Weekly Standard, June 17 An article decries Sen. Arlen Specter’s concerns about our government’s desire to spy on people visiting the United States just because the FBI thinks they might be terrorists. Of the possibility of our country becoming a police state, it says, “we have a right to expect as much, at minimum.” While the press is still abuzz about the Homeland Security speech, a piece calls attention to a virtually ignored talk President Bush delivered at West Point recently in which he outlined the theme of “pre-emption” against Iraq and, more controversially, articulated his belief that Islamic countries will need to become democratic eventually. … A story argues against case-by-case disciplinary evaluations of priests “who behave as pedophiles.” They should be defrocked immediately, it says, since there is no empirical proof that sex offenders are capable of reform.—S.G.

The Nation, June 17
The cover package centers on nuclear disarmament: An article argues that America’s insistence on maintaining a permanent nuclear arsenal is a “formula for nuclear proliferation.” Another piece laments the decline of disarmament activism in the 1990s but suggests efforts may be picking up steam.

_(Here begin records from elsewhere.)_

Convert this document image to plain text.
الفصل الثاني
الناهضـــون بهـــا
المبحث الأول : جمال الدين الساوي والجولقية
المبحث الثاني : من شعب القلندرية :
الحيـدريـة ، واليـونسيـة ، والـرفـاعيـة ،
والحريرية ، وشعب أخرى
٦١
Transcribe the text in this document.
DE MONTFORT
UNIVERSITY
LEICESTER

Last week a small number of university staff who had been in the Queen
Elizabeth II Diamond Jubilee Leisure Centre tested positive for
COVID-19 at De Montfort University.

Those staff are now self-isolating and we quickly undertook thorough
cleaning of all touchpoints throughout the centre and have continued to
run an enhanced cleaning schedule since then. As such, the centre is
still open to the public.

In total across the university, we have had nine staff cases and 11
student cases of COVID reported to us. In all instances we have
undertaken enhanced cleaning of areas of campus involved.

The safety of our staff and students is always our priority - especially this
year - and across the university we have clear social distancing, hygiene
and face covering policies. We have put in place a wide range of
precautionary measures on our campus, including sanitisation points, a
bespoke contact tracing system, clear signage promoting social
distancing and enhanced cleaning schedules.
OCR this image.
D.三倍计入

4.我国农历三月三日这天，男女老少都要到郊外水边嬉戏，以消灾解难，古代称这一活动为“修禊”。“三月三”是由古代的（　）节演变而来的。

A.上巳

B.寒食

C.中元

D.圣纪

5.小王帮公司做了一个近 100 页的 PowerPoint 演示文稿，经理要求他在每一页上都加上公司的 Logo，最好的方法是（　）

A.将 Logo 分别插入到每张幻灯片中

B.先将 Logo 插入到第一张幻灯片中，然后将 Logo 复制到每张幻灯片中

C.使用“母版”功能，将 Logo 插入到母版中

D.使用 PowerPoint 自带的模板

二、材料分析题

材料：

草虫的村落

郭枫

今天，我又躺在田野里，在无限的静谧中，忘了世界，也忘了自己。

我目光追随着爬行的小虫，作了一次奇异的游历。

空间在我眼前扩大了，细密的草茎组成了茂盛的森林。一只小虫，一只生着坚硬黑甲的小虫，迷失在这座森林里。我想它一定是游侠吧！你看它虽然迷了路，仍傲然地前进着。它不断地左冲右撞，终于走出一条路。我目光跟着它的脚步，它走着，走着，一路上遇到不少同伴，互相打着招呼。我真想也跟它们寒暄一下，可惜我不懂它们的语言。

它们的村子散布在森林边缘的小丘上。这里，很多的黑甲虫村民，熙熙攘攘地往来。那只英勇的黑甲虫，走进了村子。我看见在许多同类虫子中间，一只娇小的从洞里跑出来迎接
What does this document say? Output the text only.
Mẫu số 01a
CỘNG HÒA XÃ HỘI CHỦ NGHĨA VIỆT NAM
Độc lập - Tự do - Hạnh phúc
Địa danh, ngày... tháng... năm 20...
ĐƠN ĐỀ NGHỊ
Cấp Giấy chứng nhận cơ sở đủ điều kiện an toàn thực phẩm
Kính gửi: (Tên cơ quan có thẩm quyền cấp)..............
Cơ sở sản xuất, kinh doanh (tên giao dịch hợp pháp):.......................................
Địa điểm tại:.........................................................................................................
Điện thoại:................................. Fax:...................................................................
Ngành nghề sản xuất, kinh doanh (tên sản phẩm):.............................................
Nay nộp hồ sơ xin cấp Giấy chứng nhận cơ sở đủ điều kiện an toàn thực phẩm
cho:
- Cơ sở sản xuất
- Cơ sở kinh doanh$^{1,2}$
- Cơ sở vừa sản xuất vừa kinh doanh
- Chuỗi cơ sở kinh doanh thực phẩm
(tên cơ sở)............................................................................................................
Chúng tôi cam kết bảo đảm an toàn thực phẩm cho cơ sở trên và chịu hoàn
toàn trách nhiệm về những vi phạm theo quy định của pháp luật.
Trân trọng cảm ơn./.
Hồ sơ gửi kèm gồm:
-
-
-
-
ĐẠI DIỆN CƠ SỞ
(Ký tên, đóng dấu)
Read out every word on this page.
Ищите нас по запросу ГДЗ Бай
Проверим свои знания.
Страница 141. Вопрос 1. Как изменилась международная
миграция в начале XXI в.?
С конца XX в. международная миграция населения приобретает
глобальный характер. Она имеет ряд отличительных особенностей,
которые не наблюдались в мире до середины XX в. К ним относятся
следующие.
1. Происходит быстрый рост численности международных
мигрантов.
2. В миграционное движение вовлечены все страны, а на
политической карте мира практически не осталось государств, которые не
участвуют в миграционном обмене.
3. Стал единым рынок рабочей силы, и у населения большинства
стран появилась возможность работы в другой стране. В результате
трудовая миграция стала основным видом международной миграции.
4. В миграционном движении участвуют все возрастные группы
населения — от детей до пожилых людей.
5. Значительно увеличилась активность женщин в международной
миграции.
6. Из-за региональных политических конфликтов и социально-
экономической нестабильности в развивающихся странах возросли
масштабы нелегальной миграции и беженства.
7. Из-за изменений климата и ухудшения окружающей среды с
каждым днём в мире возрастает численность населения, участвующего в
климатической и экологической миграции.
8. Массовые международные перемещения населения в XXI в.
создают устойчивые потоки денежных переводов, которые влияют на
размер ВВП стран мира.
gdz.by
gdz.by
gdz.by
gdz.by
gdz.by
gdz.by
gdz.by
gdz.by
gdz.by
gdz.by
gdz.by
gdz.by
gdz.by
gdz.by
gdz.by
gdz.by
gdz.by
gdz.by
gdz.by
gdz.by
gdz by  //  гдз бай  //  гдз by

A long feature prescribes a remedy for the waning influence of unions: “Open-source unionism” claims that organization can benefit workers even if a minority of employees unionize. It emphasizes the Internet as an untapped and cost-efficient means for publicity and recruitment. A commentary touts a market-based approach to abolishing sweatshops. It focuses on teamX, a worker-owned apparel company—think “fair trade” coffee—that pays a high-minimum wage, caps executive salaries at eight times the salary of its least-paid employees, and “intends to make a profit, grow and spread its progressive seed.” The company’s CEO expects it to break even by July.—D.R.